Belfast Telegraph

Thatcher minister Prior admits 'IRA's violence worked'

Jim Prior , the former Northern Ireland Secretary of State under Margaret Thatcher, has said the "IRA's violence works".

Tory grandee Lord Prior oversaw Northern Irish affairs in 1981 at the time of the hunger strikes when 10 republicans died in prison.

Mrs Thatcher said the inmates were criminals and refused to grant concessions. Lord Prior claimed she never really understood what the problem was.

He said: "Violence probably does work, it may not work quickly and may not be seen to work quickly but in the long run one has to look back and say it did work."

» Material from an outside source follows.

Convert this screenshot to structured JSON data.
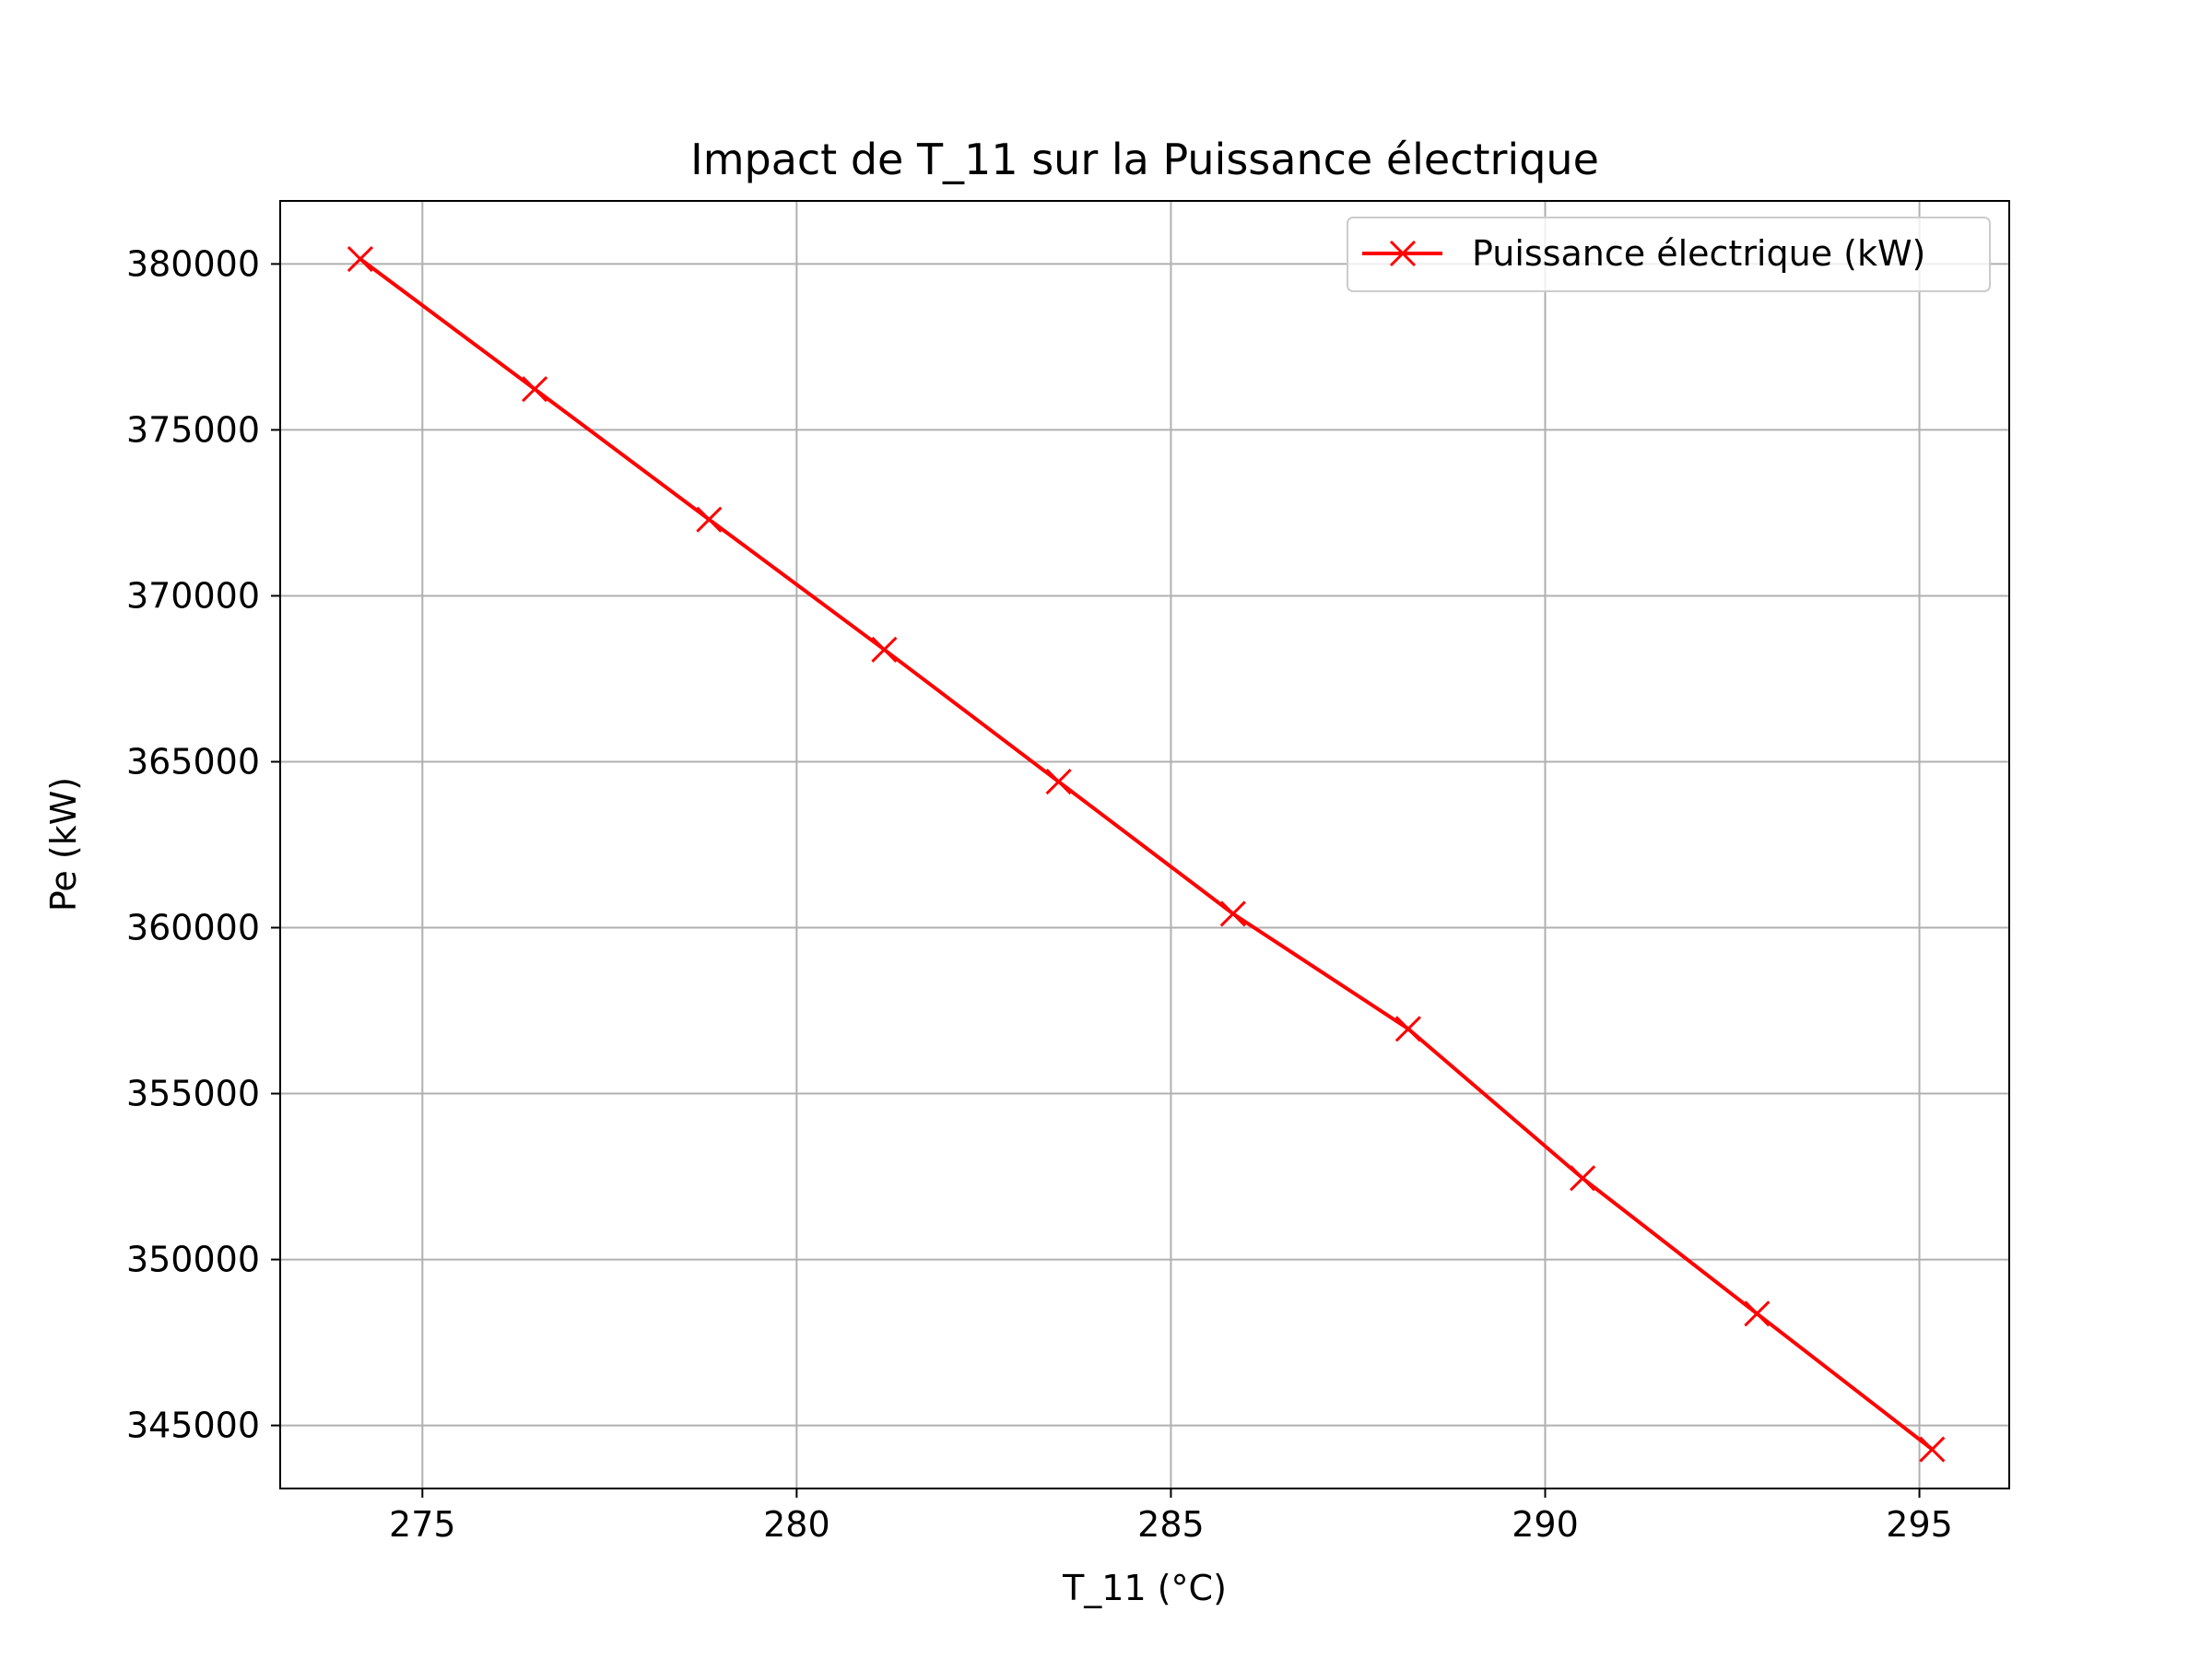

During Peter Taylor's BBC documentary the peer said the IRA had tried to kill him and was "close to terrorism".

The armed group targeted the Tory cabinet during their party conference in Brighton in 1984, and the bomb killed five people including the Conservative MP Sir Anthony Berry.

Lord Prior said: "But there was a deeper side to it as well as a terrorist side."

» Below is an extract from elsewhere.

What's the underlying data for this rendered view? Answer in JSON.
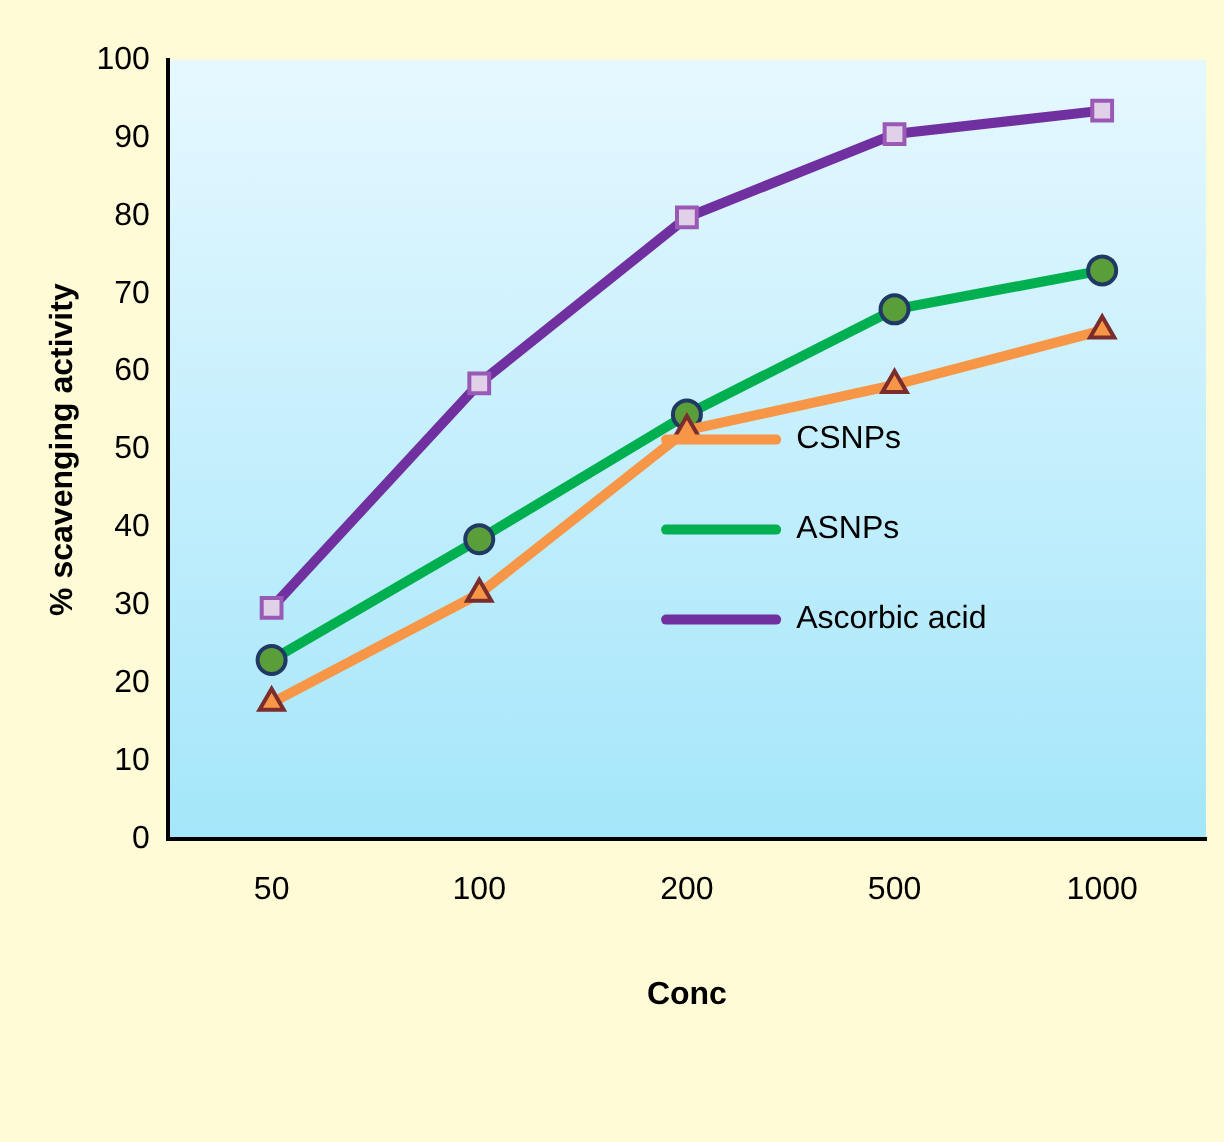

He added: "I know we did not win it but I am not certain the other side won it.

"As time went on it became possible for both sides to get into a position where it was easier to make peace than make war."

One of the leading "wets" in Mrs Thatcher's first Cabinet, Lord Prior had served in Ted Heath's earlier government.

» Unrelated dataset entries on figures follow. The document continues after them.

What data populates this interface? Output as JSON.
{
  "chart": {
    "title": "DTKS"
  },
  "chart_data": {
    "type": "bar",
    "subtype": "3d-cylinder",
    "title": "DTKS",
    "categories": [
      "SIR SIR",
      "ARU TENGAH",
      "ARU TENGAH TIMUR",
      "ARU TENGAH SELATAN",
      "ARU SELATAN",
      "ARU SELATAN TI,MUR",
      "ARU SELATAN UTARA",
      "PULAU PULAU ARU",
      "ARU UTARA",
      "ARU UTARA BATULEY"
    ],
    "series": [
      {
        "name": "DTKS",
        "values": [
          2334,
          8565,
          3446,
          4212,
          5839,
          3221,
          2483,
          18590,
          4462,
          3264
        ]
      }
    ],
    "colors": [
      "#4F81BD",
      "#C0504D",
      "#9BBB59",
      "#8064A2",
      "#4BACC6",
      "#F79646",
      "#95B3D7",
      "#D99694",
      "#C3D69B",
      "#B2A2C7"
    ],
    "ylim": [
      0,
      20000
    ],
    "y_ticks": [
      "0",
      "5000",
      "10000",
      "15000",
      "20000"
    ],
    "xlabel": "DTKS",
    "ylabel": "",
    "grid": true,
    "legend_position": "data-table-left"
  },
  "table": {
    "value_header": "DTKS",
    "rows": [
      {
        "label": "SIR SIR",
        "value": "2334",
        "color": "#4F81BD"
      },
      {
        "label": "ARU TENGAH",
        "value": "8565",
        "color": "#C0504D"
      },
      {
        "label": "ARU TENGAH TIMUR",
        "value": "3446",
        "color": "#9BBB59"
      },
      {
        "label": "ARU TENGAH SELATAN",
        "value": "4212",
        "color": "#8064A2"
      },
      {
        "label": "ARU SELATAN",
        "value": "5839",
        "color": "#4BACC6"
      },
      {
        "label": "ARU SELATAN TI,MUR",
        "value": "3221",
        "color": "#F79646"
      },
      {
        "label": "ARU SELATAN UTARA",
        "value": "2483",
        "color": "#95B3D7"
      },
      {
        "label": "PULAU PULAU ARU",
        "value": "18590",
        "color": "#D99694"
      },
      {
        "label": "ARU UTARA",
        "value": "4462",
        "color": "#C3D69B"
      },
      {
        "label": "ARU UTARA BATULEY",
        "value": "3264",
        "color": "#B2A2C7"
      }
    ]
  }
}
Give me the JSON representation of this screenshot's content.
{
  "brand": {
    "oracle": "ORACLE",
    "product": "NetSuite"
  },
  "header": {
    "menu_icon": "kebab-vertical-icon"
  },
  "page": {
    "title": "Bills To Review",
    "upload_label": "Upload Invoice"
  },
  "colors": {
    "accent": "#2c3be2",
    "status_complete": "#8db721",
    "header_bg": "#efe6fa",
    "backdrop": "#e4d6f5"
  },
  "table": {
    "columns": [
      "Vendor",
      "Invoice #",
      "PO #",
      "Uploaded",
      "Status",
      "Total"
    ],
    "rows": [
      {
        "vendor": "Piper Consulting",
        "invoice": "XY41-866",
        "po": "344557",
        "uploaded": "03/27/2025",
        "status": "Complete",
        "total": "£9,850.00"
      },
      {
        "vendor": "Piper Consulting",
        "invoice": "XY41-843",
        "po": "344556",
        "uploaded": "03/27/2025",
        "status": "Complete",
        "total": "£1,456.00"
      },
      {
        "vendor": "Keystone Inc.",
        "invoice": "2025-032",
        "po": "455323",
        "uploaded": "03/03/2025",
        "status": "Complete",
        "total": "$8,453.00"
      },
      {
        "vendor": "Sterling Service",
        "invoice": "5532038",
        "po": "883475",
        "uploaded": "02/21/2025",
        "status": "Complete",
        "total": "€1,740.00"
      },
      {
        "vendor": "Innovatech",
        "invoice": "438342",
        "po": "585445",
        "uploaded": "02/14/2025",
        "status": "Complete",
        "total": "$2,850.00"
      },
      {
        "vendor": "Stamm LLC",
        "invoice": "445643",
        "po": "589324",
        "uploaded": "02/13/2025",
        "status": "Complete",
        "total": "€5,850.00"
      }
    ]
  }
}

From 1979 until 1981, he was Mrs Thatcher's employment secretary. In 1981, after a series of disputes with the Prime Minister over economic policies, she moved him to the Northern Ireland Office. He left the Cabinet in 1984 and stepped down from the Commons in 1987.

Lord Prior is best remembered in Northern Ireland for his introduction of "rolling devolution" in 1982 to elect an assembly with gradually increasing powers. The nationalist SDLP decided not to take up seats and the body was dissolved in 1986.

Fellow Conservative peer and former party chairman Lord Norman Tebbit, whose wife was paralysed in the Brighton bombing, said: "I have no sympathy for those who declare the war but having said all that, one way or another, a ceasefire was achieved and to that extent it was a price that was worth paying.

"I don't think this was a war that was won, it was a war which ended in a truce."

Former prime minister John Major, who once said it would turn his stomach to talk to the IRA but whose administration was involved in early contacts with republicans, was asked about his attitude now.

He said the angry part of him would never sit down with the IRA but the pragmatic part of him would if the outcome would carry the process forward.

Nobel Laureate Lord Trimble, a former first minister in Northern Ireland who led the Ulster Unionist Party before its eclipse by the DUP, said: "There may have been misjudgements I made, there may have been misjudgements the SDLP made, but I am not going to say it was not worth it."